Strange to think that, until 20 years ago, most people had probably not heard of Microsoft. It was the invisible force behind DOS, that thing that appeared on your computer when you pressed the on button but the company was only known to geeks. It was a parts maker in a computing world dominated by IBM and its stealth move to make Windows, rather than OS/2, the software platform of choice for PCs was seen by many as an act of chutzpah by an upstart. Even after the enormous success of Windows 3.0, there were those pundits who contended that Bill Gates had tweaked the lion’s tail and that the result would be terminal and messy.
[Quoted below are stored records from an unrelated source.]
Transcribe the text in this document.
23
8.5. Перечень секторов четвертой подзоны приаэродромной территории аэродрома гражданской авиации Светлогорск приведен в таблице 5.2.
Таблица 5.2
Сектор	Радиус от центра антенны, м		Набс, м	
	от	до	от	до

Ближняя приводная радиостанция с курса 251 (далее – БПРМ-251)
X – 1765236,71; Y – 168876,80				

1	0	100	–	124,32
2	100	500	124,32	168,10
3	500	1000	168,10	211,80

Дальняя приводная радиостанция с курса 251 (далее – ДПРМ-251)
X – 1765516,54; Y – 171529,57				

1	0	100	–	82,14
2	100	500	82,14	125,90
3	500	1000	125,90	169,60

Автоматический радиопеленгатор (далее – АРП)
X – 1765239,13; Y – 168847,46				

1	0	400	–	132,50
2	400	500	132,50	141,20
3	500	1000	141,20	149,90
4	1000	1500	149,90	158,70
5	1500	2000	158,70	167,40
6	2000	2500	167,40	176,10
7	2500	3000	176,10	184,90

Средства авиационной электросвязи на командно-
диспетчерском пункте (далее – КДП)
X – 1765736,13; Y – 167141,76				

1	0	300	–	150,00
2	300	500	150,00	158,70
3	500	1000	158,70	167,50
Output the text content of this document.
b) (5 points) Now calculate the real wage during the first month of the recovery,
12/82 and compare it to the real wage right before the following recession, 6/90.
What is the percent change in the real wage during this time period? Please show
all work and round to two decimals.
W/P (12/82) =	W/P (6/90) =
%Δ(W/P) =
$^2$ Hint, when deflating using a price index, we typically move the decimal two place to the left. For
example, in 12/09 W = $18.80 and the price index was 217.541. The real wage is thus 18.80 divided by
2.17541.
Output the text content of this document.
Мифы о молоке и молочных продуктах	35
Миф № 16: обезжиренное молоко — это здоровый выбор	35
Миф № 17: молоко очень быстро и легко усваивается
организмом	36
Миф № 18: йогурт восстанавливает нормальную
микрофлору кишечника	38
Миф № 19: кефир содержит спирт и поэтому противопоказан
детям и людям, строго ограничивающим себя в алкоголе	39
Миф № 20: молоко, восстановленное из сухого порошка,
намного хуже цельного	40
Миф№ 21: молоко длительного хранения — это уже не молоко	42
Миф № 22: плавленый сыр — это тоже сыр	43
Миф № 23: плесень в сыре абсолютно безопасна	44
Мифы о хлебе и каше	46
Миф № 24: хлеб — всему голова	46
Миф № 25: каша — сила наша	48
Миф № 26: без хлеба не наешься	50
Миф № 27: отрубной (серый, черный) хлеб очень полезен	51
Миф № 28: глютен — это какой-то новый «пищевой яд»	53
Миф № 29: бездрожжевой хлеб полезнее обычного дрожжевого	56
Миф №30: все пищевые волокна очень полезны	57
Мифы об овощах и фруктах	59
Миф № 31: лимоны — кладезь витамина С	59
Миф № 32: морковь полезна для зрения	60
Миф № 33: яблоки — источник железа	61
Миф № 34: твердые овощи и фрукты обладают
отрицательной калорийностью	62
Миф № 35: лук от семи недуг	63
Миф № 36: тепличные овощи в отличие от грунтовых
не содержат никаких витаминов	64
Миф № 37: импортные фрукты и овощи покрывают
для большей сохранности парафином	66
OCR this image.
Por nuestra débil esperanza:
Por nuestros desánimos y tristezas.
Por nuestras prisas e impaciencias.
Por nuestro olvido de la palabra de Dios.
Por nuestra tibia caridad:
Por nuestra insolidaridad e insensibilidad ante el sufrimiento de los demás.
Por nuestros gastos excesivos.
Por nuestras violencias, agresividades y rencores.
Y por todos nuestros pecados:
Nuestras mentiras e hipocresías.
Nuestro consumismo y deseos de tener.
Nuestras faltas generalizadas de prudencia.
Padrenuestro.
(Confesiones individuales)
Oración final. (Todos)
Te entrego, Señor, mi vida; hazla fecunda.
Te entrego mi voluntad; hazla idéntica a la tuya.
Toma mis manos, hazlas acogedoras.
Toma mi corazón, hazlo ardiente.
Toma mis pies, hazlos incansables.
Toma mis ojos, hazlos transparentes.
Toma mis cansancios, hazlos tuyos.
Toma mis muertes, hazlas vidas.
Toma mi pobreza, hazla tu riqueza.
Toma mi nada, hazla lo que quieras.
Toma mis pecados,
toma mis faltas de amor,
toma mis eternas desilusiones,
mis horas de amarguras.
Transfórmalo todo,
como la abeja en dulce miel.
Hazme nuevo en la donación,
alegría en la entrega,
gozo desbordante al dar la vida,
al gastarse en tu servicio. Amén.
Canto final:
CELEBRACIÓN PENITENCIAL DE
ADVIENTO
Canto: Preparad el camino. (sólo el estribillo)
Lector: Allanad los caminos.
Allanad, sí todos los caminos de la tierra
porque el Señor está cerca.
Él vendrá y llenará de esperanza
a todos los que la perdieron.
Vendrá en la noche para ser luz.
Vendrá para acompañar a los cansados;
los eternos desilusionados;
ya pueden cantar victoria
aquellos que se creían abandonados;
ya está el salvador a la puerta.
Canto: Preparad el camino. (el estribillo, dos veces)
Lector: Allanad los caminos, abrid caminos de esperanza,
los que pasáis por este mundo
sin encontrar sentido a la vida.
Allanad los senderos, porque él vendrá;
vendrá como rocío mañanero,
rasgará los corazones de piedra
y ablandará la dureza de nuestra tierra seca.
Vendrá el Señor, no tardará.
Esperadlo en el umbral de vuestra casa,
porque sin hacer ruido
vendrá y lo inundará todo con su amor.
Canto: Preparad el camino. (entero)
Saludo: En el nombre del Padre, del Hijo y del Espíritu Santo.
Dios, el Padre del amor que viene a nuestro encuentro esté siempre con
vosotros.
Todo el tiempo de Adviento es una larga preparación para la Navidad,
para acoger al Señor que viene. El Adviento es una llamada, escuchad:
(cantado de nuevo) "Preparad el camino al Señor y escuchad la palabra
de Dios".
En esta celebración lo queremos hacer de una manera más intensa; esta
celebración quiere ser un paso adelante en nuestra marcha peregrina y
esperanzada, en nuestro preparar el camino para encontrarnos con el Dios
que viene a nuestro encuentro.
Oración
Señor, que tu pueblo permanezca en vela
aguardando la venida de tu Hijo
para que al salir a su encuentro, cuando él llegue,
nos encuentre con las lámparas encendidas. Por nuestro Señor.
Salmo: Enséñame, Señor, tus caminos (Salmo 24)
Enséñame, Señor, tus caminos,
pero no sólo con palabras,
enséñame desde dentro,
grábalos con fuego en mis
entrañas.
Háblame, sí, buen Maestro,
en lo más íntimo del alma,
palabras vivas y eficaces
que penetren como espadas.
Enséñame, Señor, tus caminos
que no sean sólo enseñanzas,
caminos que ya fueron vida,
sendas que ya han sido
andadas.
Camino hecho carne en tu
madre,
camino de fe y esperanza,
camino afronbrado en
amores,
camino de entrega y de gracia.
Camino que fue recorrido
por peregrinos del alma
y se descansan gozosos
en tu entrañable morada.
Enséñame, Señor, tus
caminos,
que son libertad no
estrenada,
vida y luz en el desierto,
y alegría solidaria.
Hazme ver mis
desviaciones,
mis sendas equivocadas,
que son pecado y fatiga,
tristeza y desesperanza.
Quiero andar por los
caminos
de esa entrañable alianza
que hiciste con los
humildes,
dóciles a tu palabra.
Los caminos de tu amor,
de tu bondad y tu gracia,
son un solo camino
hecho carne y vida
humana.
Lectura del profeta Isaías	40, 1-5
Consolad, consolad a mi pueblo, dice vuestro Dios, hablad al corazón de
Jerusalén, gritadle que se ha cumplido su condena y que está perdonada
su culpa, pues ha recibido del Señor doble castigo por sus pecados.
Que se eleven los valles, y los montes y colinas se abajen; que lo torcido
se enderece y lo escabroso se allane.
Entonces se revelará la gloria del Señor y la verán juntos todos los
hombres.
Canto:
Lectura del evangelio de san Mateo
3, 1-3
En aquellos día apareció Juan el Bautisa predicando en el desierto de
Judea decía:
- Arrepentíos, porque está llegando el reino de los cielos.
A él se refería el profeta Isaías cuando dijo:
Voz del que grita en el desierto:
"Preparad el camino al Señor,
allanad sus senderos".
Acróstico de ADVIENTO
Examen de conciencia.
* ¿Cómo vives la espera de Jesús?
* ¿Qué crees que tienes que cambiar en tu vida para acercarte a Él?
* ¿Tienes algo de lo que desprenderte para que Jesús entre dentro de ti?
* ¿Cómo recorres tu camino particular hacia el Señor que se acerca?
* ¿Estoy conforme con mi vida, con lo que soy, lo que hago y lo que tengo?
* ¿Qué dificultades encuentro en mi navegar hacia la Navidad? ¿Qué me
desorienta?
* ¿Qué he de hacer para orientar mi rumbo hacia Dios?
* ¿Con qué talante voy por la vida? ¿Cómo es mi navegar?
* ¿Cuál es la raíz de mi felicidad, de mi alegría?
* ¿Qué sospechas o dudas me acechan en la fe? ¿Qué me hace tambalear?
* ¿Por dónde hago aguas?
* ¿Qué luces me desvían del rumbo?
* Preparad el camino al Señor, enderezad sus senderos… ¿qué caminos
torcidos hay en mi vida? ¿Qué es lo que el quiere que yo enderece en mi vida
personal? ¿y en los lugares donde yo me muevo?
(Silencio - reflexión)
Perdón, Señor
And even back then, Microsoft’s success was as much about marketing as technology. Its press office operated with ruthless efficiency, courting journalists and analysts with titbits about its plans at a time when a grey IBM did ‘not comment on unannounced products’, and Apple bled from self-imposed wounds. It had the nous to bundle mice with Windows and create rigid guidelines on its logos, colour schemes and product names. Its advertising was dynamic, its relationships with ISVs, resellers and hardware makers were superb, and in Bill Gates it had a CEO superstar, venerated as a technology seer the world over. All of this seemed to be enough to get away with a fundamentally unreliable product.
Microsoft also had a gargantuan appetite for growth. It dominated PC operating systems then dominated desktop applications before moving onto the server, games, the internet and services. Through it all, it marketed the heck out of its products, its people and its brands.
Today, Microsoft is among the most recognised names in the world and, even in semi-retirement, Bill Gates a byword for technology and worldly success. No wonder Microsoft feels it can be a success in retail stores: Apple and Sony have already shown the way forward and Microsoft has the depth of pocket and the brand awareness to do it – and sell pretty well anything it wants.